Here’s a guide to the glute bridge…
In This Exercise:
- Target Muscle Group: Iliopsoas, pectineus, rectus abdominis
- Type: Strength
- Mechanics: Compound
- Equipment: Exercise mat (optional)
- Difficulty: Beginner
Muscles Worked
Iliopsoas
The iliopsoas is the primary hip flexor. It’s composed of the major and minor psoas muscles and the iliacus muscle, that form the iliopsoas musculotendinous unit (IPMU). The muscles can function separately to stabilize the pelvis and lumbar spine during hip movement, and support flexion of the trunk.
Pectineus
The pectineus is the most anterior hip adductor muscle.
Rectus Abdominis
The rectus abdominis or abdominal muscles form the “6-pack”. It’s an important postural muscle that flexes the lumbar spine (e.g. performing crunches).
Obliques
The obliques consist of the external and internal core muscles located on the lateral abdominal wall.
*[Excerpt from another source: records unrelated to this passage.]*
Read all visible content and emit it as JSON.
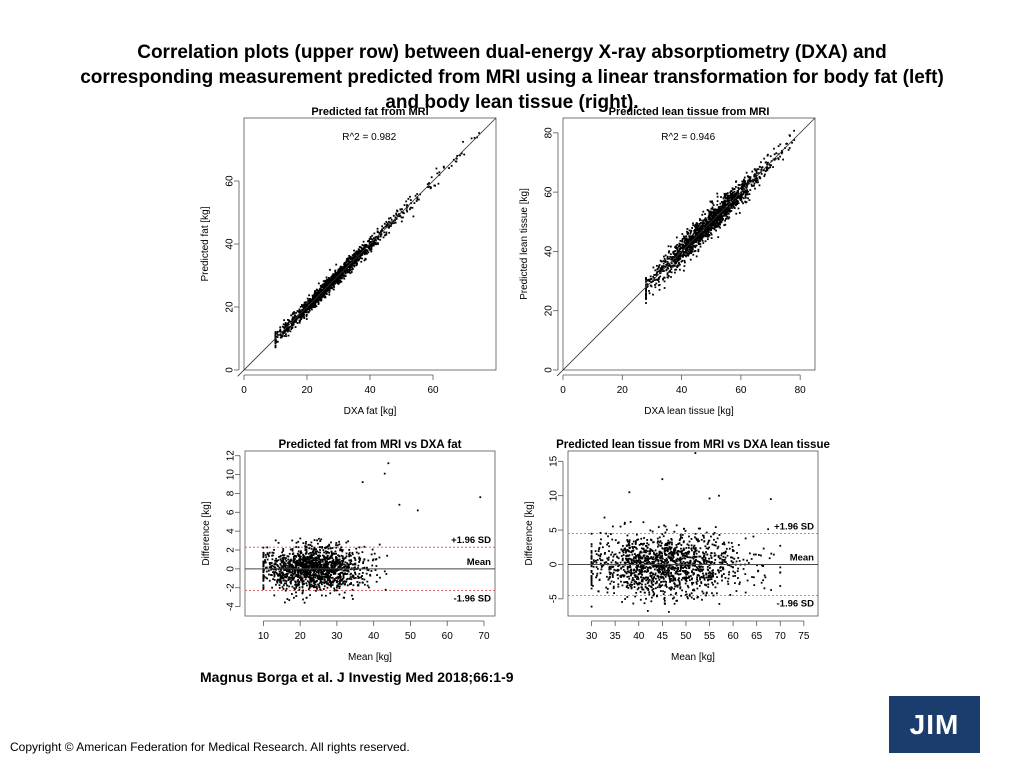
{
  "slide": {
    "title_lines": [
      "Correlation plots (upper row) between dual-energy X-ray absorptiometry (DXA) and",
      "corresponding measurement predicted from MRI using a linear transformation for body fat (left)",
      "and body lean tissue (right)."
    ],
    "citation": "Magnus Borga et al. J Investig Med 2018;66:1-9",
    "copyright": "Copyright © American Federation for Medical Research. All rights reserved.",
    "logo": "JIM"
  },
  "chart_data": [
    {
      "type": "scatter",
      "title": "Predicted fat from MRI",
      "xlabel": "DXA fat [kg]",
      "ylabel": "Predicted fat [kg]",
      "xlim": [
        0,
        80
      ],
      "ylim": [
        0,
        80
      ],
      "xticks": [
        0,
        20,
        40,
        60
      ],
      "yticks": [
        0,
        20,
        40,
        60
      ],
      "annotation": "R^2 = 0.982",
      "identity_line": true,
      "scatter_spec": {
        "center": 28,
        "spread": 9,
        "min": 10,
        "max": 75,
        "noise_sd": 1.2,
        "n": 1500,
        "cluster_range": [
          12,
          50
        ]
      }
    },
    {
      "type": "scatter",
      "title": "Predicted lean tissue from MRI",
      "xlabel": "DXA lean tissue [kg]",
      "ylabel": "Predicted lean tissue [kg]",
      "xlim": [
        0,
        85
      ],
      "ylim": [
        0,
        85
      ],
      "xticks": [
        0,
        20,
        40,
        60,
        80
      ],
      "yticks": [
        0,
        20,
        40,
        60,
        80
      ],
      "annotation": "R^2 = 0.946",
      "identity_line": true,
      "scatter_spec": {
        "center": 48,
        "spread": 9,
        "min": 28,
        "max": 78,
        "noise_sd": 2.2,
        "n": 1500,
        "cluster_range": [
          30,
          70
        ]
      }
    },
    {
      "type": "scatter",
      "title": "Predicted fat from MRI vs DXA fat",
      "xlabel": "Mean [kg]",
      "ylabel": "Difference [kg]",
      "xlim": [
        5,
        73
      ],
      "ylim": [
        -5,
        12.5
      ],
      "xticks": [
        10,
        20,
        30,
        40,
        50,
        60,
        70
      ],
      "yticks": [
        -4,
        -2,
        0,
        2,
        4,
        6,
        8,
        10,
        12
      ],
      "mean_difference": 0,
      "upper_sd": 2.3,
      "lower_sd": -2.3,
      "line_labels": [
        "+1.96 SD",
        "Mean",
        "-1.96 SD"
      ],
      "scatter_spec": {
        "center": 24,
        "spread": 7,
        "min": 10,
        "max": 58,
        "noise_sd": 1.15,
        "n": 1500,
        "outliers": [
          [
            37,
            9.2
          ],
          [
            44,
            11.2
          ],
          [
            43,
            10.1
          ],
          [
            47,
            6.8
          ],
          [
            69,
            7.6
          ],
          [
            52,
            6.2
          ]
        ]
      }
    },
    {
      "type": "scatter",
      "title": "Predicted lean tissue from MRI vs DXA lean tissue",
      "xlabel": "Mean [kg]",
      "ylabel": "Difference [kg]",
      "xlim": [
        25,
        78
      ],
      "ylim": [
        -7.5,
        16.5
      ],
      "xticks": [
        30,
        35,
        40,
        45,
        50,
        55,
        60,
        65,
        70,
        75
      ],
      "yticks": [
        -5,
        0,
        5,
        10,
        15
      ],
      "mean_difference": 0,
      "upper_sd": 4.5,
      "lower_sd": -4.5,
      "line_labels": [
        "+1.96 SD",
        "Mean",
        "-1.96 SD"
      ],
      "scatter_spec": {
        "center": 46,
        "spread": 8,
        "min": 30,
        "max": 70,
        "noise_sd": 2.2,
        "n": 1500,
        "outliers": [
          [
            52,
            16.2
          ],
          [
            45,
            12.4
          ],
          [
            38,
            10.5
          ],
          [
            57,
            10
          ],
          [
            68,
            9.5
          ],
          [
            55,
            9.6
          ]
        ]
      }
    }
  ]
}
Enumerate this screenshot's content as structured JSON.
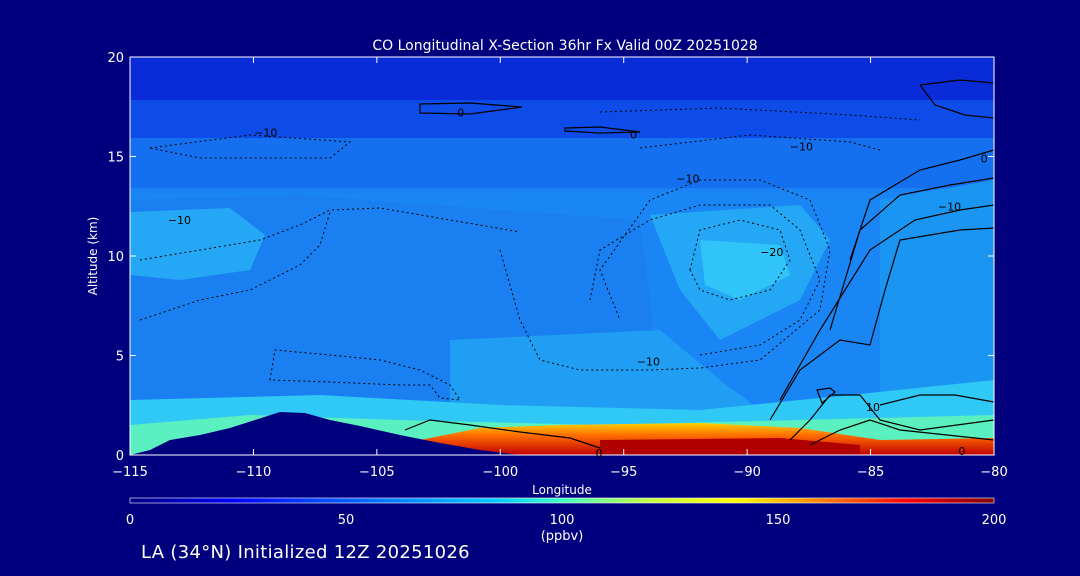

The oblique muscles rotate and laterally flex the trunk with help from other muscles. They also help to compress the abdominal contents.
Quadriceps
The quadriceps or thighs, consist of four muscles that include the rectus femoris, vastus lateralis, vastus medialis, and vastus intermedius. The quads are responsible for assisting the following actions: knee extension, hip flexion, posture support, proper stage of step/gait cycle, and patellar stability.
Glutes
Aka, the butt muscles, the glutes consist of the gluteus maximus, gluteus medius, and gluteus minimus. Ther glutes function to extend, abduct, and internally and externally rotate of the hip joint.
How To Do The Glute Bridge
- Lie on your back with your knees bent and feet flat on the floor as shown in the video example below Place your arms by your sides.
- Tighten your core, and lift your hips so that your body forms a straight line.
- Drop your hips back down and repeat.
Tips
- Do not hyperextend your lower back
- Keep your core tight throughout the entire movement
- Do not place your feet too close or too far from your body.
3 Variations of the Glute Bridge
The basic bodyweight glute bridge is a viable option for some people. However, for those who are more experienced with resistance training, it may not be challenging enough to elicit significant results.
Here are some excellent variations to ensure you progress with this movement.
Related: Glute Bridge: 5 Effective Variations For A Better Butt
Single-leg glute bridge
The single-leg glute bridge takes the basic bodyweight version and adds a level of increased difficulty. Although, you can certainly add weight to the single-leg variation. Not to mention, training one side at a time builds unilateral (affecting one side) strength and function, which engages stabilizer and core muscles to a greater extent.
Straight-leg bridge
Want a real bodyweight glute bridge challenge? Try the straight-leg bridge as shown below.
Barbell glute bridge/hip thrust
There’s no better exercise for building glute and hip muscles than the barbell hip thrust. That’s because you can load this movement with very heavy weight which we know is key to hypertrophy and strength. Plus, you can even do the single-leg variation to further improve your unilateral strength.
How To Incorporate The Glute Bridge Into Your Training Routine
How you incorporate the glute bridge depends on your goals. For example, the basic bodyweight variation is great for beginners and higher reps sets. Then, you can progress to the single-variation variation when the basic version becomes less challenging.
If you’re looking to really pack on the muscle mass, then you’ll need to load this movement of which the barbell is the best tool for this. Although, some machines are great as well. But it’s very important to challenge yourself and the great thing is that you can safely use a lot of weight with this movement.
We recommend 3-4 sets of 6-25 reps for most workout sessions of which you’ll vary the number of reps depending on your training strategy for each session.
Wrapping Up
The glute bridge and its variations are staples for building stronger hips and glutes. It’s a safe exercise that’s simple to execute and nearly anyone can do it safely and effectively.